Virgin's Sweet Rebellion
Page 48
February in Berlin was, as she’d discovered every time she’d stepped out of The Chatsfield, cold. It wasn’t raining now, but the sky was heavy and grey and low and Olivia hunched into her down parka as she walked down Stulerstrasse, towards the Tiergarten.
Once inside the huge park she wandered down the tree-lined boulevards, the branches now stark and bare. In a small cluster of tables and bunches, a few hardy Berliners sat eating, Olivia saw from the vendor’s cart nearby, crispy pork knuckles. She’d pass.
At another cart she bought an espresso and sipped it as she walked along, wishing she didn’t feel quite so miserable. The night before last had been the most amazing of her life. Just remembering the way Ben had looked at her, with such tenderness and sincerity, and all the trouble he’d gone to—the restaurant and the rose petals and the rest of it...
All of it brought a lump of longing to Olivia’s throat. She might not have agreed to lose her virginity to Ben if she’d known she’d feel this bad afterwards. But how could she have known that Ben would have hightailed out of her suite the way he had, and then do his best to pretend she didn’t exist?
So their time together had been a little shorter than she’d expected. The end result had always been going to be the same. It had to be.
Sighing, she rose from the bench and headed back to the hotel. She found Ben’s PA, saw how the woman turned sour as soon as she caught sight of Olivia and suppressed a sigh.
‘Is Ben in?’
‘Mr Chatsfield,’ the woman informed her loftily, ‘is busy...’
‘But is he in his office?’
The woman hesitated, and without waiting for a reply, Olivia pushed past her and opened the door to Ben’s office.
And there he was, looking tired and hassled and utterly delicious. His hair, as usual, was sexily rumpled. His suit was creased, stubble glinting on his jaw. He looked good enough to eat. Olivia opened her mouth to say something and found she couldn’t say anything at all. A huge lump had formed in her throat, and there was no getting past that sucker.
Ben looked up and his gaze narrowed on her. He didn’t say hello, didn’t even smile. And suddenly Olivia found she could speak past that lump.
‘Look, I need a favour.’
‘A favour? Why?’
Not Anything for you, Olivia, or How are you, Olivia, since I took your maidenhead? Not that she’d been fantasising or anything.
‘Because of that stunt you pulled the other night, pushing me away,’ Olivia snapped. Yes, why didn’t they fight? It was better than her bursting into tears and asking him why he’d pushed her away—not in front of the cameras but when they were alone. When she’d given him her body and maybe even her heart.
No, Olivia. You weren’t that stupid.
Except she had a horrible feeling she might have been.
‘I didn’t pull a stunt,’ Ben said coolly. ‘And I already apologised for reacting that way, and explained why I did.’

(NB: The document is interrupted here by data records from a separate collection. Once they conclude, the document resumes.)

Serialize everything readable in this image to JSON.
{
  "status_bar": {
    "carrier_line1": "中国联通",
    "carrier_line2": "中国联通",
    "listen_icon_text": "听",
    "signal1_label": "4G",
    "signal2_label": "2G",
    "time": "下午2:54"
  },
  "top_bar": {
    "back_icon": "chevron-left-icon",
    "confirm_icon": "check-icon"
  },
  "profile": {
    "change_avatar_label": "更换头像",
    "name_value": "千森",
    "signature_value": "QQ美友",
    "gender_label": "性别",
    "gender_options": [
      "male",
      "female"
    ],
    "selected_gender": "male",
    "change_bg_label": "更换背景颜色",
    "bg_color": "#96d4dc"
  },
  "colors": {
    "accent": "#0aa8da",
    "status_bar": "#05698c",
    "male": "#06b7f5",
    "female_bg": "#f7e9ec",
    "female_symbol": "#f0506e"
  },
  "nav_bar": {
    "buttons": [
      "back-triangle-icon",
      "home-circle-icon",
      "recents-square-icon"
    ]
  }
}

‘Well, as it happens, we now have to do some damage control,’ Olivia shot back. She still sounded snippy.
Ben glowered, as if he couldn’t imagine anything worse than spending yet another evening with her. And forty-eight hours ago you were showering me with rose petals as you kissed me everywhere...
Olivia blinked hard.
‘What do we have to do?’ he asked.
‘If it’s not too much trouble,’ she told him, piling on the sarcasm, ‘then you can accompany me to a charity benefit tonight. We can stay low-key, no posing for the cameras. Just show up, stay a few hours and act civil and then leave.’
‘Fine.’ He turned back to his computer, effectively dismissing her.

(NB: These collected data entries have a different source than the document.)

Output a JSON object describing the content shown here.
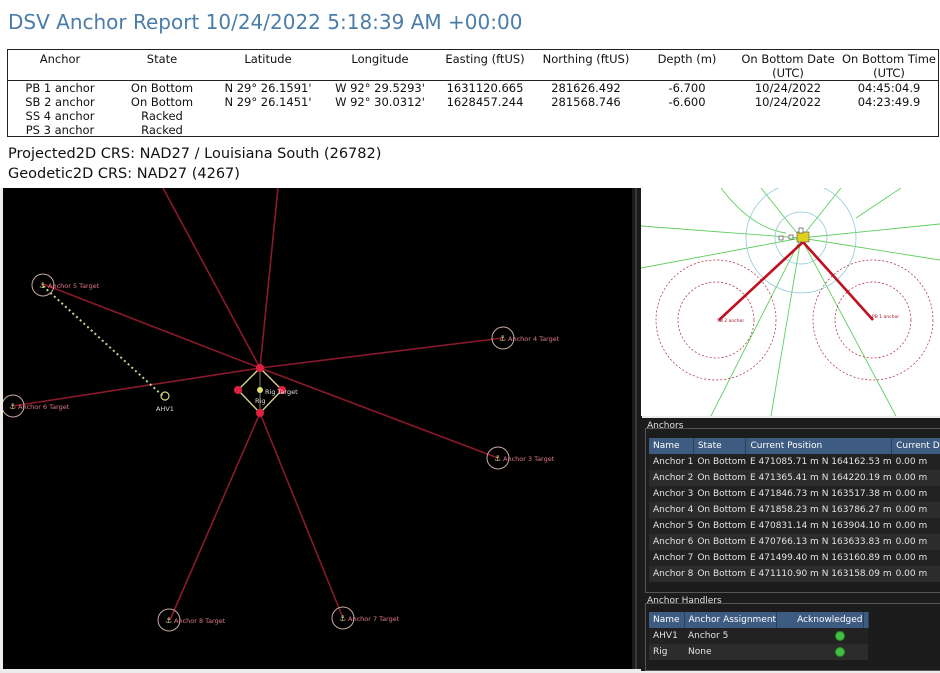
{
  "report": {
    "title": "DSV Anchor Report 10/24/2022 5:18:39 AM +00:00",
    "columns": [
      "Anchor",
      "State",
      "Latitude",
      "Longitude",
      "Easting (ftUS)",
      "Northing (ftUS)",
      "Depth (m)",
      "On Bottom Date (UTC)",
      "On Bottom Time (UTC)"
    ],
    "rows": [
      [
        "PB 1 anchor",
        "On Bottom",
        "N 29° 26.1591'",
        "W 92° 29.5293'",
        "1631120.665",
        "281626.492",
        "-6.700",
        "10/24/2022",
        "04:45:04.9"
      ],
      [
        "SB 2 anchor",
        "On Bottom",
        "N 29° 26.1451'",
        "W 92° 30.0312'",
        "1628457.244",
        "281568.746",
        "-6.600",
        "10/24/2022",
        "04:23:49.9"
      ],
      [
        "SS 4 anchor",
        "Racked",
        "",
        "",
        "",
        "",
        "",
        "",
        ""
      ],
      [
        "PS 3 anchor",
        "Racked",
        "",
        "",
        "",
        "",
        "",
        "",
        ""
      ]
    ],
    "projected_crs": "Projected2D CRS: NAD27 / Louisiana South (26782)",
    "geodetic_crs": "Geodetic2D CRS: NAD27 (4267)"
  },
  "map": {
    "rig_label": "Rig",
    "rig_target_label": "Rig Target",
    "handler_label": "AHV1",
    "targets": [
      "Anchor 5 Target",
      "Anchor 4 Target",
      "Anchor 6 Target",
      "Anchor 3 Target",
      "Anchor 8 Target",
      "Anchor 7 Target"
    ]
  },
  "mini_map": {
    "labels": [
      "SB 2 anchor",
      "PB 1 anchor"
    ]
  },
  "anchors_panel": {
    "title": "Anchors",
    "columns": [
      "Name",
      "State",
      "Current Position",
      "Current Depth"
    ],
    "rows": [
      [
        "Anchor 1",
        "On Bottom",
        "E 471085.71 m N 164162.53 m",
        "0.00 m"
      ],
      [
        "Anchor 2",
        "On Bottom",
        "E 471365.41 m N 164220.19 m",
        "0.00 m"
      ],
      [
        "Anchor 3",
        "On Bottom",
        "E 471846.73 m N 163517.38 m",
        "0.00 m"
      ],
      [
        "Anchor 4",
        "On Bottom",
        "E 471858.23 m N 163786.27 m",
        "0.00 m"
      ],
      [
        "Anchor 5",
        "On Bottom",
        "E 470831.14 m N 163904.10 m",
        "0.00 m"
      ],
      [
        "Anchor 6",
        "On Bottom",
        "E 470766.13 m N 163633.83 m",
        "0.00 m"
      ],
      [
        "Anchor 7",
        "On Bottom",
        "E 471499.40 m N 163160.89 m",
        "0.00 m"
      ],
      [
        "Anchor 8",
        "On Bottom",
        "E 471110.90 m N 163158.09 m",
        "0.00 m"
      ]
    ]
  },
  "handlers_panel": {
    "title": "Anchor Handlers",
    "columns": [
      "Name",
      "Anchor Assignment",
      "Acknowledged"
    ],
    "rows": [
      [
        "AHV1",
        "Anchor 5"
      ],
      [
        "Rig",
        "None"
      ]
    ]
  },
  "colors": {
    "accent": "#4a7da8",
    "mooring_line": "#8a1a2a",
    "target_ring": "#c9a9a0",
    "grid_header": "#3e5b82",
    "ack_ok": "#3fbf3f"
  }
}
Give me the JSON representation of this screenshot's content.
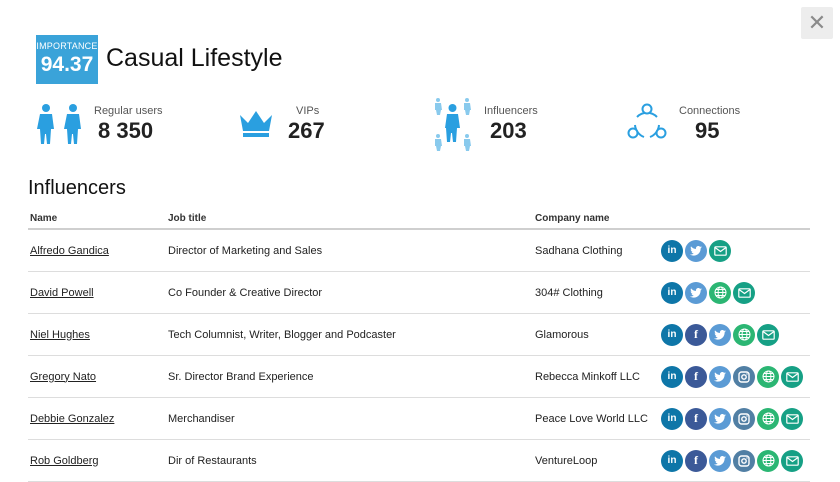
{
  "header": {
    "importance_label": "IMPORTANCE",
    "importance_value": "94.37",
    "title": "Casual Lifestyle"
  },
  "stats": [
    {
      "label": "Regular users",
      "value": "8 350",
      "icon": "users-icon"
    },
    {
      "label": "VIPs",
      "value": "267",
      "icon": "crown-icon"
    },
    {
      "label": "Influencers",
      "value": "203",
      "icon": "influencers-icon"
    },
    {
      "label": "Connections",
      "value": "95",
      "icon": "connections-icon"
    }
  ],
  "section_title": "Influencers",
  "table": {
    "columns": [
      "Name",
      "Job title",
      "Company name",
      ""
    ],
    "rows": [
      {
        "name": "Alfredo Gandica",
        "job": "Director of Marketing and Sales",
        "company": "Sadhana Clothing",
        "social": [
          "linkedin",
          "twitter",
          "email"
        ]
      },
      {
        "name": "David Powell",
        "job": "Co Founder & Creative Director",
        "company": "304# Clothing",
        "social": [
          "linkedin",
          "twitter",
          "web",
          "email"
        ]
      },
      {
        "name": "Niel Hughes",
        "job": "Tech Columnist, Writer, Blogger and Podcaster",
        "company": "Glamorous",
        "social": [
          "linkedin",
          "facebook",
          "twitter",
          "web",
          "email"
        ]
      },
      {
        "name": "Gregory Nato",
        "job": "Sr. Director Brand Experience",
        "company": "Rebecca Minkoff LLC",
        "social": [
          "linkedin",
          "facebook",
          "twitter",
          "instagram",
          "web",
          "email"
        ]
      },
      {
        "name": "Debbie Gonzalez",
        "job": "Merchandiser",
        "company": "Peace Love World LLC",
        "social": [
          "linkedin",
          "facebook",
          "twitter",
          "instagram",
          "web",
          "email"
        ]
      },
      {
        "name": "Rob Goldberg",
        "job": "Dir of Restaurants",
        "company": "VentureLoop",
        "social": [
          "linkedin",
          "facebook",
          "twitter",
          "instagram",
          "web",
          "email"
        ]
      }
    ]
  },
  "colors": {
    "badge": "#3aa3d9",
    "icon_blue": "#2a9fe0",
    "linkedin": "#0e76a8",
    "facebook": "#3b5998",
    "twitter": "#5b9bd5",
    "instagram": "#517fa4",
    "web": "#2bb673",
    "email": "#16a085"
  },
  "close_icon": "close-icon"
}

Olivia stood there for a bit, staring, stunned. ‘Fine,’ she finally repeated numbly, and walked out.
* * *
Ben pushed hard away from his desk and spun in his chair. That went well.
He’d seen the hurt in Olivia’s eyes and he’d chosen to ignore it. Maybe that made him an emotional coward, but it seemed like the better option than explaining to her that he wasn’t interested in anything with her, not even a fling, because he didn’t trust himself.
Easier for you, you bastard. He knew with a gut-wrenching certainty that it hadn’t been easy for Olivia, not knowing why he was pulling away, and guilt ate away any resolve he’d been hanging on to.
But what was the alternative? Tell her the truth? That possibility made everything in him shrink in shame and horror. He’d rather she thought he was a bastard for ignoring her than know the truth of what he really was—and what he was capable of.
‘Mr Chatsfield?’
His PA, Rebecca, stood in the doorway, and Ben forced a smile.